Interview de Florine de Leymarie

(ski alpin)

Cette semaine, je vous présente la skieuse Florine de Leymarie. Spécialiste du slalom, elle a notamment défendu les couleurs de la France aux Jeux Olympiques de Turin en 2006. Voici quelques questions pour mieux la connaître !

Florine, peux-tu tout d’abord nous présenter rapidement les différentes épreuves de ski alpin ?

« On retrouve les disciplines techniques, dont le géant et le slalom, qui se déroulent en deux manches. Le géant, c’est la base du ski : des virages de moyen rayon. Le slalom, c’est des virages cours, rapides, où l’on percute les piquets.

Pour la vitesse, il y a la descente, épreuve reine : de grandes courbes, beaucoup de vitesse et des sauts. Le super-G se situe entre la descente et le géant : de la vitesse, mais des courbes plus courtes qu’en descente. Il y a une seule manche pour ces disciplines.

Et pour finir, il y a le super-combiné : une descente et une manche de slalom. »

Parle-nous désormais de ta spécialité, le slalom. Comment se déroule une compétition ?

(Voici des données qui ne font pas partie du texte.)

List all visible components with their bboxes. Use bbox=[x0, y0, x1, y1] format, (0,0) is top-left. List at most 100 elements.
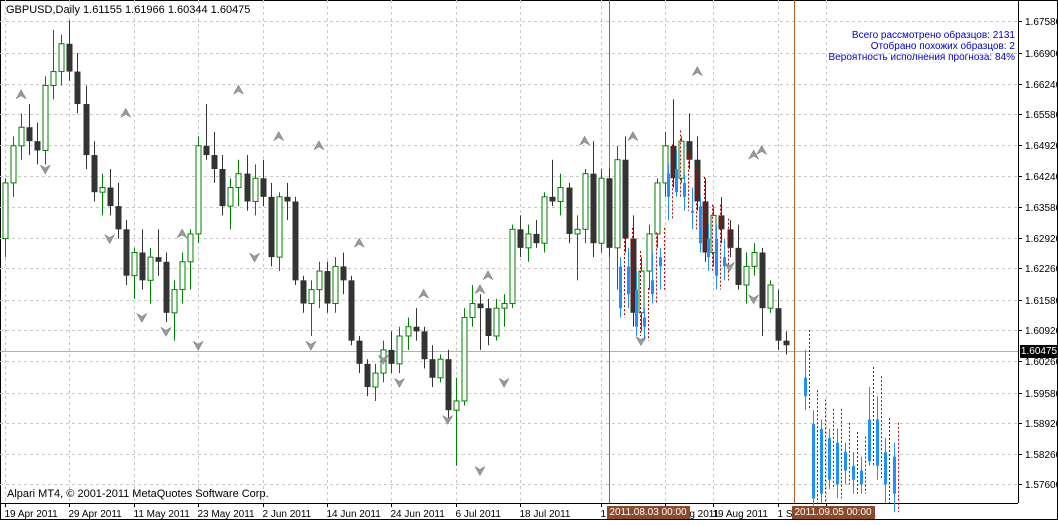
candle-body-bear bbox=[83, 104, 90, 156]
fractal-down-arrow bbox=[136, 312, 148, 323]
candle-body-bear bbox=[268, 196, 275, 258]
candle-body-bear bbox=[324, 271, 331, 304]
candle-body-bull bbox=[493, 307, 500, 337]
fractal-down-arrow bbox=[192, 340, 204, 351]
candle-body-bear bbox=[445, 359, 452, 411]
fractal-up-arrow bbox=[691, 66, 703, 77]
stats-line-samples-selected: Отобрано похожих образцов: 2 bbox=[870, 41, 1015, 52]
price-tick-label: 1.57600 bbox=[1025, 480, 1058, 491]
date-tick-label: 14 Jun 2011 bbox=[327, 509, 382, 520]
price-tick-label: 1.64920 bbox=[1025, 141, 1058, 152]
fractal-up-arrow bbox=[747, 149, 760, 160]
candle-body-bull bbox=[405, 326, 412, 337]
candle-body-bull bbox=[453, 400, 460, 411]
forecast-candle-body bbox=[836, 442, 839, 485]
fractal-down-arrow bbox=[442, 414, 454, 426]
candle-body-bull bbox=[525, 233, 532, 249]
current-price-label: 1.60475 bbox=[1020, 344, 1058, 358]
candle-body-bear bbox=[139, 252, 146, 281]
fractal-down-arrow bbox=[393, 377, 406, 388]
candle-body-bull bbox=[10, 145, 17, 184]
fractal-up-arrow bbox=[482, 270, 494, 281]
candle-body-bull bbox=[195, 145, 202, 235]
price-tick-label: 1.62920 bbox=[1025, 234, 1058, 245]
forecast-candle-body bbox=[812, 424, 815, 499]
fractal-up-arrow bbox=[353, 237, 365, 248]
forecast-stats: Всего рассмотрено образцов: 2131 Отобран… bbox=[829, 30, 1015, 63]
price-tick-label: 1.58260 bbox=[1025, 450, 1058, 461]
candle-body-bear bbox=[348, 280, 355, 341]
price-tick-label: 1.66240 bbox=[1025, 80, 1058, 91]
forecast-candle-body bbox=[651, 280, 654, 295]
forecast-candle-body bbox=[675, 169, 678, 193]
candle-body-bull bbox=[638, 270, 645, 314]
candle-body-bull bbox=[501, 303, 508, 309]
price-tick-label: 1.60260 bbox=[1025, 357, 1058, 368]
candle-body-bull bbox=[227, 187, 234, 207]
candle-body-bull bbox=[50, 71, 57, 87]
forecast-candle-body bbox=[844, 451, 847, 471]
candle-body-bull bbox=[99, 187, 106, 193]
date-tick-label: 29 Apr 2011 bbox=[69, 509, 123, 520]
price-tick-label: 1.61580 bbox=[1025, 296, 1058, 307]
candle-body-bear bbox=[388, 349, 395, 364]
candle-body-bear bbox=[775, 308, 782, 341]
candle-body-bear bbox=[517, 229, 524, 248]
forecast-candle-body bbox=[884, 451, 887, 485]
copyright-text: Alpari MT4, © 2001-2011 MetaQuotes Softw… bbox=[7, 488, 269, 500]
forecast-candle-body bbox=[828, 438, 831, 480]
forecast-candle-body bbox=[627, 266, 630, 295]
candle-body-bull bbox=[332, 265, 339, 305]
candle-body-bear bbox=[219, 169, 226, 207]
candle-body-bear bbox=[670, 145, 677, 179]
candle-body-bear bbox=[66, 43, 73, 72]
candle-body-bear bbox=[783, 340, 790, 346]
candle-body-bear bbox=[421, 331, 428, 360]
price-tick-label: 1.59580 bbox=[1025, 389, 1058, 400]
candle-body-bear bbox=[364, 363, 371, 388]
candle-body-bull bbox=[437, 358, 444, 379]
price-tick-label: 1.66900 bbox=[1025, 49, 1058, 60]
symbol-title: GBPUSD,Daily 1.61155 1.61966 1.60344 1.6… bbox=[6, 4, 251, 16]
candle-body-bear bbox=[630, 238, 637, 313]
candle-body-bull bbox=[396, 335, 403, 365]
fractal-down-arrow bbox=[160, 326, 172, 337]
candle-body-bear bbox=[694, 159, 701, 202]
date-marker-label-2: 2011.09.05 00:00 bbox=[791, 506, 875, 519]
candle-body-bull bbox=[654, 182, 661, 235]
candle-body-bull bbox=[767, 284, 774, 309]
candle-body-bull bbox=[598, 177, 605, 244]
forecast-candle-body bbox=[876, 419, 879, 466]
forecast-candle-body bbox=[667, 173, 670, 197]
forecast-candle-body bbox=[852, 465, 855, 480]
date-tick-label: 6 Jul 2011 bbox=[456, 509, 502, 520]
candle-body-bear bbox=[485, 308, 492, 336]
date-tick-label: 11 May 2011 bbox=[134, 509, 191, 520]
forecast-candle-body bbox=[635, 289, 638, 327]
candle-body-bull bbox=[557, 187, 564, 202]
forecast-candle-body bbox=[619, 266, 622, 309]
candle-body-bear bbox=[91, 155, 98, 193]
candle-body-bear bbox=[566, 187, 573, 234]
candle-body-bear bbox=[622, 159, 629, 239]
fractal-up-arrow bbox=[273, 131, 285, 142]
candle-body-bull bbox=[42, 85, 49, 151]
candle-body-bull bbox=[678, 140, 685, 179]
fractal-down-arrow bbox=[377, 354, 390, 365]
fractal-up-arrow bbox=[417, 288, 430, 299]
candle-body-bull bbox=[58, 43, 65, 73]
candle-body-bull bbox=[646, 233, 653, 272]
candle-body-bear bbox=[211, 155, 218, 169]
candle-body-bull bbox=[308, 289, 315, 305]
candle-body-bull bbox=[2, 182, 9, 240]
date-tick-label: 18 Jul 2011 bbox=[520, 509, 571, 520]
candle-body-bear bbox=[300, 280, 307, 304]
candle-body-bull bbox=[751, 252, 758, 267]
candle-body-bear bbox=[727, 229, 734, 248]
candle-body-bull bbox=[582, 173, 589, 230]
fractal-down-arrow bbox=[635, 335, 647, 347]
price-tick-label: 1.60920 bbox=[1025, 326, 1058, 337]
candle-body-bull bbox=[469, 303, 476, 318]
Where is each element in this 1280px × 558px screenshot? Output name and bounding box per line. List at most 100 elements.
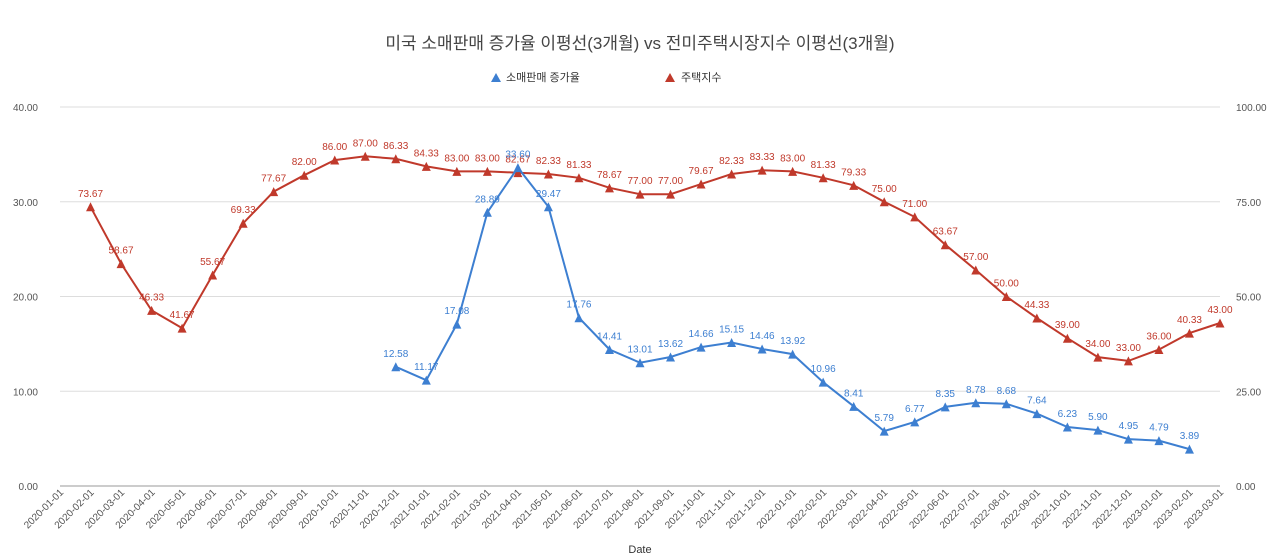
data-label-retail: 14.66 bbox=[689, 329, 714, 340]
data-label-housing: 57.00 bbox=[963, 252, 988, 263]
data-point-retail[interactable] bbox=[482, 207, 492, 217]
data-point-housing[interactable] bbox=[208, 270, 218, 280]
data-point-housing[interactable] bbox=[421, 161, 431, 171]
y-right-tick-label: 75.00 bbox=[1236, 198, 1261, 209]
data-label-retail: 8.41 bbox=[844, 388, 864, 399]
data-point-housing[interactable] bbox=[238, 218, 248, 228]
data-point-retail[interactable] bbox=[696, 342, 706, 352]
data-point-housing[interactable] bbox=[1001, 292, 1011, 301]
data-label-housing: 78.67 bbox=[597, 170, 622, 181]
data-point-retail[interactable] bbox=[543, 202, 553, 212]
data-point-housing[interactable] bbox=[360, 151, 370, 161]
data-point-housing[interactable] bbox=[910, 212, 920, 222]
data-point-retail[interactable] bbox=[788, 349, 798, 359]
data-point-retail[interactable] bbox=[391, 362, 401, 372]
data-label-housing: 83.00 bbox=[780, 153, 805, 164]
legend-item-retail[interactable]: 소매판매 증가율 bbox=[491, 71, 580, 84]
data-point-housing[interactable] bbox=[1184, 328, 1194, 338]
data-point-retail[interactable] bbox=[757, 344, 767, 354]
data-point-housing[interactable] bbox=[727, 169, 737, 179]
data-point-housing[interactable] bbox=[513, 168, 523, 178]
data-point-housing[interactable] bbox=[330, 155, 340, 165]
data-point-housing[interactable] bbox=[147, 305, 157, 315]
data-label-housing: 71.00 bbox=[902, 199, 927, 210]
data-point-retail[interactable] bbox=[1093, 425, 1103, 435]
data-point-housing[interactable] bbox=[1215, 318, 1225, 328]
y-left-tick-label: 30.00 bbox=[13, 198, 38, 209]
data-label-retail: 13.92 bbox=[780, 336, 805, 347]
legend-marker-retail bbox=[491, 73, 501, 82]
data-point-housing[interactable] bbox=[879, 197, 889, 207]
data-point-retail[interactable] bbox=[1032, 409, 1042, 419]
data-label-housing: 83.00 bbox=[475, 153, 500, 164]
data-label-housing: 77.67 bbox=[261, 174, 286, 185]
data-point-retail[interactable] bbox=[910, 417, 920, 427]
data-point-retail[interactable] bbox=[879, 426, 889, 436]
data-label-housing: 81.33 bbox=[811, 160, 836, 171]
data-label-retail: 8.35 bbox=[936, 389, 956, 400]
data-point-retail[interactable] bbox=[940, 402, 950, 412]
data-point-retail[interactable] bbox=[1184, 444, 1194, 454]
data-point-retail[interactable] bbox=[818, 377, 828, 387]
data-point-housing[interactable] bbox=[177, 323, 187, 333]
data-point-retail[interactable] bbox=[513, 163, 523, 173]
data-point-housing[interactable] bbox=[1093, 352, 1103, 362]
data-point-housing[interactable] bbox=[1032, 313, 1042, 323]
data-point-retail[interactable] bbox=[727, 337, 737, 347]
data-label-housing: 63.67 bbox=[933, 227, 958, 238]
data-point-retail[interactable] bbox=[666, 352, 676, 362]
data-point-housing[interactable] bbox=[635, 189, 645, 199]
data-label-retail: 8.68 bbox=[997, 386, 1017, 397]
data-point-housing[interactable] bbox=[757, 165, 767, 175]
data-label-retail: 28.89 bbox=[475, 194, 500, 205]
data-label-housing: 82.67 bbox=[505, 155, 530, 166]
data-point-retail[interactable] bbox=[1062, 422, 1072, 432]
data-point-retail[interactable] bbox=[421, 375, 431, 385]
data-label-retail: 10.96 bbox=[811, 364, 836, 375]
data-label-housing: 77.00 bbox=[658, 176, 683, 187]
data-point-retail[interactable] bbox=[1123, 434, 1133, 444]
data-label-retail: 15.15 bbox=[719, 324, 744, 335]
data-label-housing: 86.00 bbox=[322, 142, 347, 153]
data-point-retail[interactable] bbox=[1154, 436, 1164, 446]
data-label-housing: 75.00 bbox=[872, 184, 897, 195]
data-point-housing[interactable] bbox=[971, 265, 981, 275]
data-label-housing: 39.00 bbox=[1055, 320, 1080, 331]
data-label-retail: 33.60 bbox=[505, 150, 530, 161]
data-point-housing[interactable] bbox=[1123, 356, 1133, 366]
data-point-retail[interactable] bbox=[635, 358, 645, 368]
data-point-housing[interactable] bbox=[116, 259, 126, 269]
y-left-tick-label: 40.00 bbox=[13, 103, 38, 114]
data-point-housing[interactable] bbox=[482, 166, 492, 176]
y-right-tick-label: 25.00 bbox=[1236, 387, 1261, 398]
data-point-retail[interactable] bbox=[1001, 399, 1011, 409]
data-point-retail[interactable] bbox=[604, 344, 614, 354]
data-point-retail[interactable] bbox=[849, 401, 859, 411]
data-label-retail: 4.79 bbox=[1149, 423, 1169, 434]
data-point-housing[interactable] bbox=[452, 166, 462, 176]
x-axis-title: Date bbox=[628, 544, 651, 556]
data-point-housing[interactable] bbox=[1062, 333, 1072, 343]
data-point-housing[interactable] bbox=[604, 183, 614, 193]
data-label-retail: 12.58 bbox=[383, 349, 408, 360]
data-point-housing[interactable] bbox=[940, 240, 950, 250]
data-label-housing: 87.00 bbox=[353, 138, 378, 149]
data-point-housing[interactable] bbox=[299, 170, 309, 180]
data-point-housing[interactable] bbox=[86, 202, 96, 212]
data-point-housing[interactable] bbox=[391, 154, 401, 164]
data-point-housing[interactable] bbox=[574, 173, 584, 183]
data-point-retail[interactable] bbox=[971, 398, 981, 408]
legend-item-housing[interactable]: 주택지수 bbox=[665, 71, 721, 84]
data-point-housing[interactable] bbox=[269, 187, 279, 197]
data-point-housing[interactable] bbox=[1154, 345, 1164, 355]
data-point-housing[interactable] bbox=[849, 180, 859, 190]
data-label-retail: 14.46 bbox=[750, 331, 775, 342]
data-point-housing[interactable] bbox=[788, 166, 798, 176]
data-point-retail[interactable] bbox=[574, 313, 584, 323]
data-point-retail[interactable] bbox=[452, 319, 462, 329]
data-point-housing[interactable] bbox=[818, 173, 828, 183]
data-point-housing[interactable] bbox=[666, 189, 676, 199]
data-point-housing[interactable] bbox=[696, 179, 706, 189]
data-point-housing[interactable] bbox=[543, 169, 553, 179]
data-label-retail: 17.08 bbox=[444, 306, 469, 317]
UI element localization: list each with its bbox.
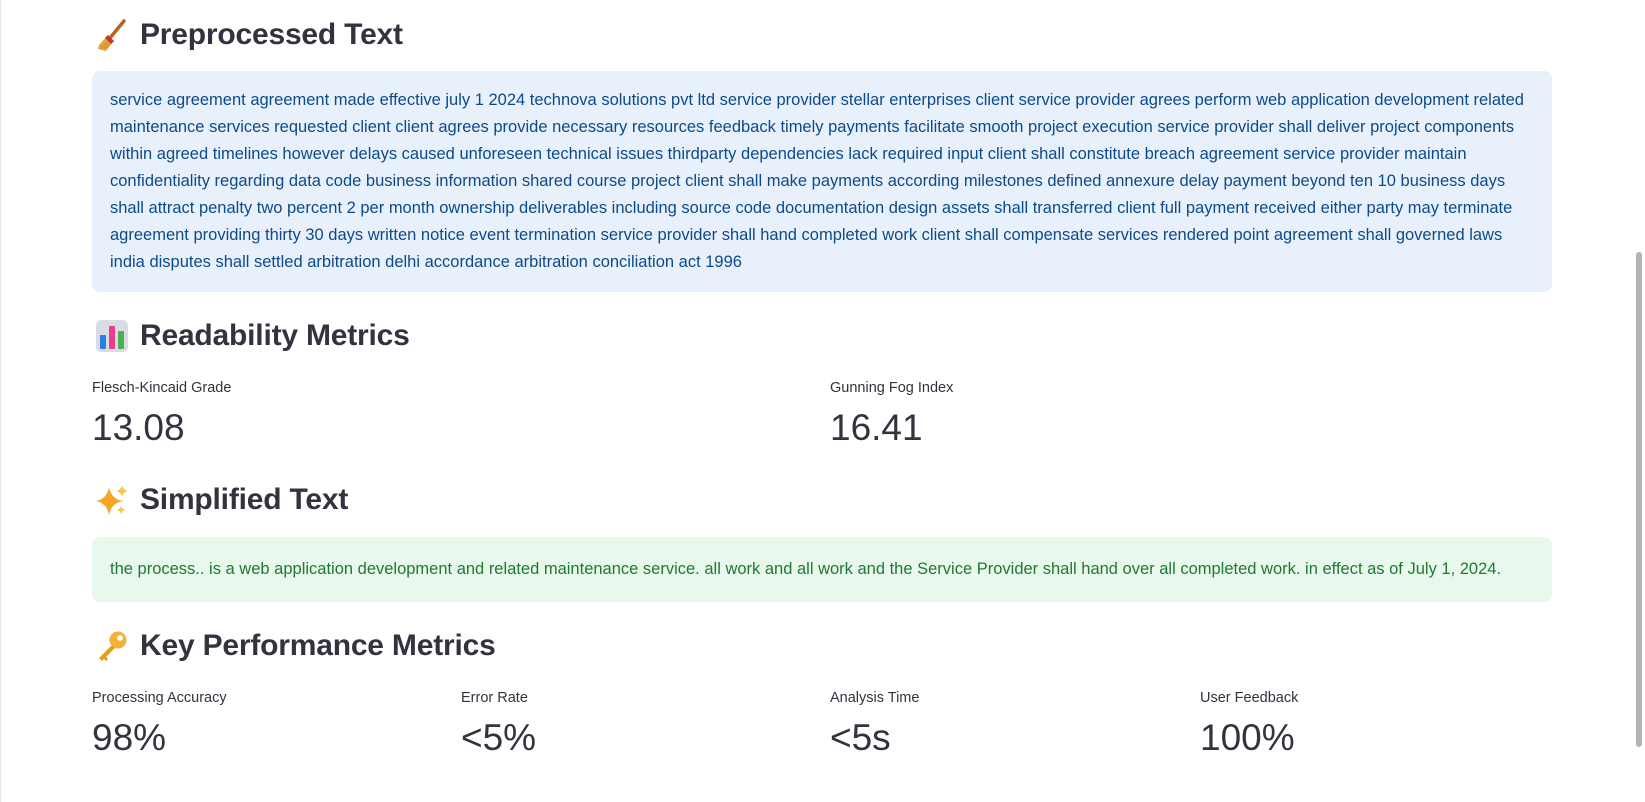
metric-gunning-fog: Gunning Fog Index 16.41: [830, 378, 1552, 452]
metric-label: User Feedback: [1200, 690, 1299, 706]
key-performance-metrics-title: Key Performance Metrics: [140, 629, 496, 662]
scrollbar-thumb[interactable]: [1636, 252, 1642, 747]
bar-chart-icon: [92, 318, 132, 354]
vertical-scrollbar[interactable]: [1631, 0, 1645, 802]
simplified-text-title: Simplified Text: [140, 483, 349, 516]
sparkles-icon: [92, 482, 132, 518]
readability-metrics-row: Flesch-Kincaid Grade 13.08 Gunning Fog I…: [92, 378, 1552, 452]
metric-label: Error Rate: [461, 690, 528, 706]
metric-label: Analysis Time: [830, 690, 920, 706]
metric-analysis-time: Analysis Time <5s: [830, 688, 1200, 762]
metric-label: Processing Accuracy: [92, 690, 227, 706]
readability-metrics-title: Readability Metrics: [140, 319, 410, 352]
preprocessed-text-title: Preprocessed Text: [140, 18, 403, 51]
metric-label: Gunning Fog Index: [830, 380, 954, 396]
simplified-text-box: the process.. is a web application devel…: [92, 537, 1552, 602]
metric-user-feedback: User Feedback 100%: [1200, 688, 1552, 762]
metric-value: 100%: [1200, 717, 1295, 758]
metric-value: <5%: [461, 717, 537, 758]
metric-value: 13.08: [92, 407, 185, 448]
key-icon: [92, 628, 132, 664]
broom-icon: [92, 17, 132, 53]
simplified-text-heading: Simplified Text: [92, 480, 1552, 520]
metric-value: 16.41: [830, 407, 923, 448]
preprocessed-text-heading: Preprocessed Text: [92, 15, 1552, 55]
main-content: Preprocessed Text service agreement agre…: [92, 0, 1552, 762]
kpi-metrics-row: Processing Accuracy 98% Error Rate <5% A…: [92, 688, 1552, 762]
key-performance-metrics-heading: Key Performance Metrics: [92, 626, 1552, 666]
metric-value: <5s: [830, 717, 891, 758]
metric-value: 98%: [92, 717, 167, 758]
metric-flesch-kincaid: Flesch-Kincaid Grade 13.08: [92, 378, 830, 452]
simplified-text-content: the process.. is a web application devel…: [110, 560, 1502, 578]
metric-label: Flesch-Kincaid Grade: [92, 380, 232, 396]
preprocessed-text-box: service agreement agreement made effecti…: [92, 71, 1552, 292]
metric-error-rate: Error Rate <5%: [461, 688, 830, 762]
readability-metrics-heading: Readability Metrics: [92, 316, 1552, 356]
preprocessed-text-content: service agreement agreement made effecti…: [110, 91, 1524, 271]
metric-processing-accuracy: Processing Accuracy 98%: [92, 688, 461, 762]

« Une compétition de slalom se déroule comme cela : tout d’abord, échauffement en libre, puis dans des tracés à côté de la piste de course. Ensuite, reconnaissance de la première manche pendant une demi-heure (pour moi c’est plutôt 10 minutes !). Attente au restaurant de l’horaire de départ (en général vers 10 heures), et un quart d’heure avant mon départ, je pars m’échauffer, je visualise ma manche, je m’étire etc… Après la manche, c’est retour au restaurant, et c’est reparti comme pour la première manche ! »

Pourquoi as-tu choisi le slalom ?

« Parce-que depuis que je suis jeune, c’est la discipline qui m’a posé le moins de problème. Et il faut dire qu’en grandissant sur les pistes de Pralognan, c’était vite vu, avec un beau stade de slalom! »

Revenons maintenant sur la saison qui vient de se finir : comment expliques-tu ces résultats décevants ?

« Il y a pas mal de facteurs en jeu. Je me plante sur les deux premiers slaloms de la saison, ce qui fait que derrière j’ai pas mal cogité… Ensuite, c’est une mauvaise spirale qui se met en place : pas de résultats, plus envie de skier, pas franchement soutenue par l’équipe… Quand tu es fort, tu as tout le monde autour de toi, mais quand tu te plantes, tu es tout seul. Tu as beau le savoir, ça fait toujours mal quand ça arrive! »

Quels sont tes projets et objectifs pour l’année prochaine ?

« J’ai déjà commencé mon petit bout de chemin en dehors de la fédération, et finalement ça fait un grand bol d’air frais ! Je pars quasiment deux mois en hémisphère sud, en Australie et en Nouvelle-Zélande, pour m’entraîner et faire des courses. En rentrant, je dois faire quelques jours à Tignes avec la fédération, pour voir où j’en suis, et si tout se passe bien, je compte bien refaire mes débuts sur la première coupe du monde de la saison. »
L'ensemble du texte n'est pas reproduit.